United Launch Alliance said Thursday it is targeting Sept. 26 for the next attempt to send a classified U.S. government spy satellite into orbit aboard a Delta 4-Heavy rocket, following an abort Aug. 29 just three seconds before liftoff from Cape Canaveral.
A computer automatically called the abort Aug. 29 after one of the rocket’s three Aerojet Rocketdyne RS-68A main engines had already ignited. ULA said Thursday that the launch team determined “a ground system regulator internal component failure was the cause of the on-pad abort.”

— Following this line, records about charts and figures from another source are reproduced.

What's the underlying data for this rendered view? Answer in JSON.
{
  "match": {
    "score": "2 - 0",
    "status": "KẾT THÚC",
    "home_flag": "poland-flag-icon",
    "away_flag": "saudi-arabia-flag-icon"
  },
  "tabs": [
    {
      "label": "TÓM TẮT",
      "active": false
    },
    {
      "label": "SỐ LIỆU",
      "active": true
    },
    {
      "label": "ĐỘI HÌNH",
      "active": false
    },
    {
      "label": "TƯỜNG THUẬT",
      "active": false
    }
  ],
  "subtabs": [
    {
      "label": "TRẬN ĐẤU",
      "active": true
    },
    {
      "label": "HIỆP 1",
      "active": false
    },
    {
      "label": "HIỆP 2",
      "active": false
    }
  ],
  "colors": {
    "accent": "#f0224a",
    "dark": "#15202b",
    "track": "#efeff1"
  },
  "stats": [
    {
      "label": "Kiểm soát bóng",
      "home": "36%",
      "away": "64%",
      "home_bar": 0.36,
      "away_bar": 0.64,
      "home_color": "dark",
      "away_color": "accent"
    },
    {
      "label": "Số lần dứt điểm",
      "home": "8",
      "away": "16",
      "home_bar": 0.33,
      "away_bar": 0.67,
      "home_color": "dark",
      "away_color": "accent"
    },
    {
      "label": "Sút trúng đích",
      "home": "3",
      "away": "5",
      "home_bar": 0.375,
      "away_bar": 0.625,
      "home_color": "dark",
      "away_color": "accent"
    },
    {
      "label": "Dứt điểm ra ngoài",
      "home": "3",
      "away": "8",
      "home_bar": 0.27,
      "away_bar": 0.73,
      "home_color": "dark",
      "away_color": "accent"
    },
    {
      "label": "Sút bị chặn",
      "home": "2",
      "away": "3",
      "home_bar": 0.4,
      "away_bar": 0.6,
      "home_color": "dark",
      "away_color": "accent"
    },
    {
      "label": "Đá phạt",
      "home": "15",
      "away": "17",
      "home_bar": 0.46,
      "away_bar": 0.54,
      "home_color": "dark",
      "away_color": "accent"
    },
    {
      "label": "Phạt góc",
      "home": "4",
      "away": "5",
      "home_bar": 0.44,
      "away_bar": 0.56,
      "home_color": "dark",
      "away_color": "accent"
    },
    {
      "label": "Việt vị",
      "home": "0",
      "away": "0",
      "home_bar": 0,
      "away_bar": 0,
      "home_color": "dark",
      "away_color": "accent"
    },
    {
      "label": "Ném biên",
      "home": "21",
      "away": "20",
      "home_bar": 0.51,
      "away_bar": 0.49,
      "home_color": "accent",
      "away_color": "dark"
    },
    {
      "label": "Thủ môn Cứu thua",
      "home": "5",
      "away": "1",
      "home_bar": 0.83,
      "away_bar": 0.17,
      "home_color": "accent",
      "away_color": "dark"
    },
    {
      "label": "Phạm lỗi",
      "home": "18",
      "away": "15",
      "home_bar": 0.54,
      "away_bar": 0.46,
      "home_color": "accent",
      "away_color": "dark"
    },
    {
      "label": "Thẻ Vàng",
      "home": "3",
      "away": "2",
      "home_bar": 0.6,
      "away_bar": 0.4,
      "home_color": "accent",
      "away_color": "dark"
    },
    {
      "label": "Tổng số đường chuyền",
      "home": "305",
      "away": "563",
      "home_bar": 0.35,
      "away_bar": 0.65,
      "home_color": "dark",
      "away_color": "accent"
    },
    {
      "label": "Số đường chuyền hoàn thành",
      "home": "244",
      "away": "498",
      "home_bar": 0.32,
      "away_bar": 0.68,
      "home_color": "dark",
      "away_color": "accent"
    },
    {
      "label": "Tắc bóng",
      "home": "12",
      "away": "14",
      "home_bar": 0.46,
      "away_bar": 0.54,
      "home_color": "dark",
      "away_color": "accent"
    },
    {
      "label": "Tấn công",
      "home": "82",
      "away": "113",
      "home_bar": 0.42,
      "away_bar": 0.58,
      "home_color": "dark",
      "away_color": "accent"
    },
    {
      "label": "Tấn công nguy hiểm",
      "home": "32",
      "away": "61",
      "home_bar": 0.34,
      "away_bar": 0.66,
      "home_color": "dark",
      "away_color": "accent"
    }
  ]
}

Three flow rate regulators are used in the high-pressure helium gas system that spins up the turbines on the Delta 4-Heavy’s three RS-68A main engines. The rocket’s starboard engine fired up normally, but a regulator for the center engine’s regulator did not open.
The Delta 4-Heavy is made of three common booster cores, each powered by a single RS-68A engine. The engines are timed to ignite in a staggered sequence in the last few seconds before launch, beginning with the starboard engine and followed by the center and port engines.

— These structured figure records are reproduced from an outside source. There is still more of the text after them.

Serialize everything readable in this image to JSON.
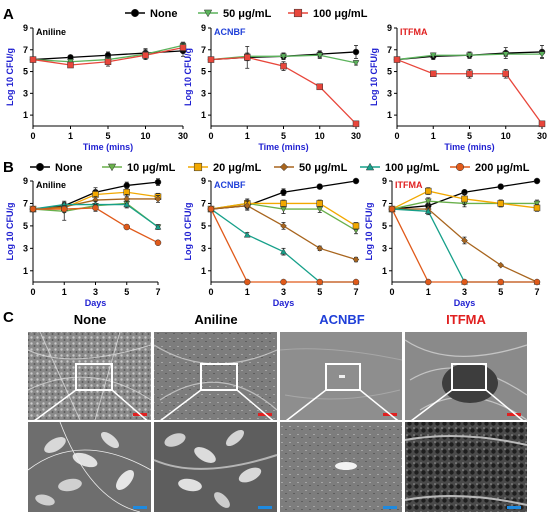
{
  "panel_letters": [
    "A",
    "B",
    "C"
  ],
  "colors": {
    "axis_label": "#1f1fd1",
    "none": "#000000",
    "c10": "#6ab04c",
    "c20": "#f2a800",
    "c50": "#a8651e",
    "c100": "#17a08a",
    "c200": "#e05a1a",
    "a50": "#5bb35b",
    "a100": "#e8463b",
    "scale_red": "#e02020",
    "scale_blue": "#1e8ae0"
  },
  "legend_A": [
    {
      "label": "None",
      "color": "#000000",
      "marker": "circle"
    },
    {
      "label": "50 μg/mL",
      "color": "#5bb35b",
      "marker": "triangle-down"
    },
    {
      "label": "100 μg/mL",
      "color": "#e8463b",
      "marker": "square"
    }
  ],
  "legend_B": [
    {
      "label": "None",
      "color": "#000000",
      "marker": "circle"
    },
    {
      "label": "10 μg/mL",
      "color": "#6ab04c",
      "marker": "triangle-down"
    },
    {
      "label": "20 μg/mL",
      "color": "#f2a800",
      "marker": "square"
    },
    {
      "label": "50 μg/mL",
      "color": "#a8651e",
      "marker": "diamond"
    },
    {
      "label": "100 μg/mL",
      "color": "#17a08a",
      "marker": "triangle-up"
    },
    {
      "label": "200 μg/mL",
      "color": "#e05a1a",
      "marker": "circle"
    }
  ],
  "sem_labels": [
    {
      "label": "None",
      "color": "#000000"
    },
    {
      "label": "Aniline",
      "color": "#000000"
    },
    {
      "label": "ACNBF",
      "color": "#1f3fd8"
    },
    {
      "label": "ITFMA",
      "color": "#e02020"
    }
  ],
  "chart_data": [
    {
      "type": "line",
      "panel": "A",
      "title": "Aniline",
      "title_color": "#000000",
      "x": [
        "0",
        "1",
        "5",
        "10",
        "30"
      ],
      "xlabel": "Time (mins)",
      "ylabel": "Log 10 CFU/g",
      "ylim": [
        0,
        9
      ],
      "yticks": [
        1,
        3,
        5,
        7,
        9
      ],
      "series": [
        {
          "name": "None",
          "values": [
            6.1,
            6.3,
            6.5,
            6.7,
            6.9
          ],
          "err": [
            0.2,
            0.2,
            0.3,
            0.4,
            0.5
          ]
        },
        {
          "name": "50 μg/mL",
          "values": [
            6.1,
            5.9,
            6.1,
            6.6,
            7.4
          ],
          "err": [
            0.2,
            0.2,
            0.3,
            0.4,
            0.3
          ]
        },
        {
          "name": "100 μg/mL",
          "values": [
            6.1,
            5.6,
            5.9,
            6.5,
            7.2
          ],
          "err": [
            0.2,
            0.2,
            0.4,
            0.4,
            0.4
          ]
        }
      ]
    },
    {
      "type": "line",
      "panel": "A",
      "title": "ACNBF",
      "title_color": "#1f3fd8",
      "x": [
        "0",
        "1",
        "5",
        "10",
        "30"
      ],
      "xlabel": "Time (mins)",
      "ylabel": "Log 10 CFU/g",
      "ylim": [
        0,
        9
      ],
      "yticks": [
        1,
        3,
        5,
        7,
        9
      ],
      "series": [
        {
          "name": "None",
          "values": [
            6.1,
            6.3,
            6.4,
            6.6,
            6.8
          ],
          "err": [
            0.2,
            0.3,
            0.3,
            0.3,
            0.6
          ]
        },
        {
          "name": "50 μg/mL",
          "values": [
            6.1,
            6.4,
            6.4,
            6.5,
            5.8
          ],
          "err": [
            0.2,
            0.3,
            0.3,
            0.3,
            0.2
          ]
        },
        {
          "name": "100 μg/mL",
          "values": [
            6.1,
            6.3,
            5.5,
            3.6,
            0.2
          ],
          "err": [
            0.2,
            1.0,
            0.4,
            0.0,
            0.0
          ]
        }
      ]
    },
    {
      "type": "line",
      "panel": "A",
      "title": "ITFMA",
      "title_color": "#e02020",
      "x": [
        "0",
        "1",
        "5",
        "10",
        "30"
      ],
      "xlabel": "Time (mins)",
      "ylabel": "Log 10 CFU/g",
      "ylim": [
        0,
        9
      ],
      "yticks": [
        1,
        3,
        5,
        7,
        9
      ],
      "series": [
        {
          "name": "None",
          "values": [
            6.1,
            6.4,
            6.5,
            6.7,
            6.8
          ],
          "err": [
            0.2,
            0.3,
            0.3,
            0.5,
            0.6
          ]
        },
        {
          "name": "50 μg/mL",
          "values": [
            6.1,
            6.5,
            6.5,
            6.6,
            6.6
          ],
          "err": [
            0.2,
            0.2,
            0.2,
            0.2,
            0.3
          ]
        },
        {
          "name": "100 μg/mL",
          "values": [
            6.1,
            4.8,
            4.8,
            4.8,
            0.2
          ],
          "err": [
            0.2,
            0.1,
            0.4,
            0.4,
            0.0
          ]
        }
      ]
    },
    {
      "type": "line",
      "panel": "B",
      "title": "Aniline",
      "title_color": "#000000",
      "x": [
        "0",
        "1",
        "3",
        "5",
        "7"
      ],
      "xlabel": "Days",
      "ylabel": "Log 10 CFU/g",
      "ylim": [
        0,
        9
      ],
      "yticks": [
        1,
        3,
        5,
        7,
        9
      ],
      "series": [
        {
          "name": "None",
          "values": [
            6.5,
            6.8,
            8.0,
            8.6,
            8.9
          ],
          "err": [
            0.2,
            0.3,
            0.4,
            0.3,
            0.3
          ]
        },
        {
          "name": "10 μg/mL",
          "values": [
            6.5,
            6.3,
            6.8,
            7.0,
            4.9
          ],
          "err": [
            0.2,
            0.8,
            0.4,
            0.3,
            0.2
          ]
        },
        {
          "name": "20 μg/mL",
          "values": [
            6.5,
            6.6,
            7.8,
            8.0,
            7.6
          ],
          "err": [
            0.2,
            0.3,
            0.4,
            0.4,
            0.3
          ]
        },
        {
          "name": "50 μg/mL",
          "values": [
            6.5,
            6.7,
            7.3,
            7.4,
            7.4
          ],
          "err": [
            0.2,
            0.3,
            0.3,
            0.4,
            0.3
          ]
        },
        {
          "name": "100 μg/mL",
          "values": [
            6.5,
            6.9,
            6.9,
            6.9,
            4.9
          ],
          "err": [
            0.2,
            0.3,
            0.3,
            0.3,
            0.2
          ]
        },
        {
          "name": "200 μg/mL",
          "values": [
            6.5,
            6.5,
            6.6,
            4.9,
            3.5
          ],
          "err": [
            0.2,
            0.3,
            0.3,
            0.2,
            0.2
          ]
        }
      ]
    },
    {
      "type": "line",
      "panel": "B",
      "title": "ACNBF",
      "title_color": "#1f3fd8",
      "x": [
        "0",
        "1",
        "3",
        "5",
        "7"
      ],
      "xlabel": "Days",
      "ylabel": "Log 10 CFU/g",
      "ylim": [
        0,
        9
      ],
      "yticks": [
        1,
        3,
        5,
        7,
        9
      ],
      "series": [
        {
          "name": "None",
          "values": [
            6.5,
            6.8,
            8.0,
            8.5,
            9.0
          ],
          "err": [
            0.2,
            0.3,
            0.3,
            0.2,
            0.1
          ]
        },
        {
          "name": "10 μg/mL",
          "values": [
            6.5,
            7.0,
            6.5,
            6.5,
            4.6
          ],
          "err": [
            0.2,
            0.3,
            0.4,
            0.3,
            0.3
          ]
        },
        {
          "name": "20 μg/mL",
          "values": [
            6.5,
            7.0,
            7.0,
            7.0,
            5.0
          ],
          "err": [
            0.2,
            0.4,
            0.3,
            0.3,
            0.3
          ]
        },
        {
          "name": "50 μg/mL",
          "values": [
            6.5,
            6.8,
            5.0,
            3.0,
            2.0
          ],
          "err": [
            0.2,
            0.4,
            0.3,
            0.2,
            0.2
          ]
        },
        {
          "name": "100 μg/mL",
          "values": [
            6.5,
            4.2,
            2.7,
            0.0,
            0.0
          ],
          "err": [
            0.2,
            0.2,
            0.3,
            0.0,
            0.0
          ]
        },
        {
          "name": "200 μg/mL",
          "values": [
            6.5,
            0.0,
            0.0,
            0.0,
            0.0
          ],
          "err": [
            0.2,
            0.0,
            0.0,
            0.0,
            0.0
          ]
        }
      ]
    },
    {
      "type": "line",
      "panel": "B",
      "title": "ITFMA",
      "title_color": "#e02020",
      "x": [
        "0",
        "1",
        "3",
        "5",
        "7"
      ],
      "xlabel": "Days",
      "ylabel": "Log 10 CFU/g",
      "ylim": [
        0,
        9
      ],
      "yticks": [
        1,
        3,
        5,
        7,
        9
      ],
      "series": [
        {
          "name": "None",
          "values": [
            6.5,
            6.8,
            8.0,
            8.5,
            9.0
          ],
          "err": [
            0.2,
            0.3,
            0.2,
            0.2,
            0.1
          ]
        },
        {
          "name": "10 μg/mL",
          "values": [
            6.5,
            7.2,
            7.0,
            7.0,
            7.0
          ],
          "err": [
            0.2,
            0.3,
            0.3,
            0.3,
            0.3
          ]
        },
        {
          "name": "20 μg/mL",
          "values": [
            6.5,
            8.1,
            7.4,
            7.0,
            6.6
          ],
          "err": [
            0.2,
            0.3,
            0.5,
            0.3,
            0.3
          ]
        },
        {
          "name": "50 μg/mL",
          "values": [
            6.5,
            6.5,
            3.7,
            1.5,
            0.0
          ],
          "err": [
            0.2,
            0.3,
            0.3,
            0.0,
            0.0
          ]
        },
        {
          "name": "100 μg/mL",
          "values": [
            6.5,
            6.3,
            0.0,
            0.0,
            0.0
          ],
          "err": [
            0.2,
            0.3,
            0.0,
            0.0,
            0.0
          ]
        },
        {
          "name": "200 μg/mL",
          "values": [
            6.5,
            0.0,
            0.0,
            0.0,
            0.0
          ],
          "err": [
            0.2,
            0.0,
            0.0,
            0.0,
            0.0
          ]
        }
      ]
    }
  ]
}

Tory Bruno, ULA’s president and CEO, said the root cause of the regulator problem was a torn diaphragm. Bruno tweeted that the diaphragm tear appeared to be caused by wear and fatigue.
ULA said Thursday that it is replacing and retesting all three pressure regulators associated with each of the three RS-68A engines “out of an abundance of caution.” The regulators themselves are part of the ground infrastructure on the Delta 4’s launch pad at Complex 37B on Cape Canaveral Air Force Station.
“Mission success is the first priority,” Bruno tweeted.
The launch period Sept. 26 opens at 12:01 a.m. EDT (0401 GMT) and runs until 1:35 a.m. EDT (0535 GMT), ULA said Thursday. The Delta 4-Heavy will loft a classified payload into orbit for the National Reconnaissance Office, which owns the U.S. government’s fleet of intelligence-gathering satellites.
The mission is designated NROL-44, and the NRO has not disclosed details about the payload’s purpose or design.
But public information about the rocket’s trajectory suggests the Delta 4-Heavy will deploy its payload near geosynchronous orbit more than 22,000 miles (nearly 36,000 kilometers). The NRO operates signals intelligence satellites in geosynchronous orbit to intercept data, voice and other communications from U.S. adversaries.
The 235-foot-tall (71.6-meter) Delta 4-Heavy rocket is the most powerful rocket in ULA’s fleet, and the largest launch vehicle in the world. The Falcon Heavy rocket made by ULA rival SpaceX is slightly shorter than the Delta 4-Heavy, but can loft heavier cargo into orbit.
ULA is retiring the Delta 4 rocket family after five more launches. The company’s next-generation Vulcan Centaur rocket, scheduled to debut in the second half of next year, will replace ULA’s existing Delta 4 and Atlas 5 launch vehicles.
After the Sept. 26 launch, ULA’s next Delta 4-Heavy rocket is scheduled to take off no earlier than December from Vandenberg Air Force Base in California. Bruno said ULA is reviewing maintenance and test procedures at the Delta 4 pads at Cape Canaveral and Vandenberg to ensure the facilities are ready to support the remaining Delta 4 flights.
“We are conducting a very detailed and comprehensive review of all of our preventative maintenance and pre-launch testing processes at the Delta pads and will make whatever improvements are indicated going forward,” Bruno tweeted.
The final Delta 4-Heavy rocket is scheduled to launch in 2023.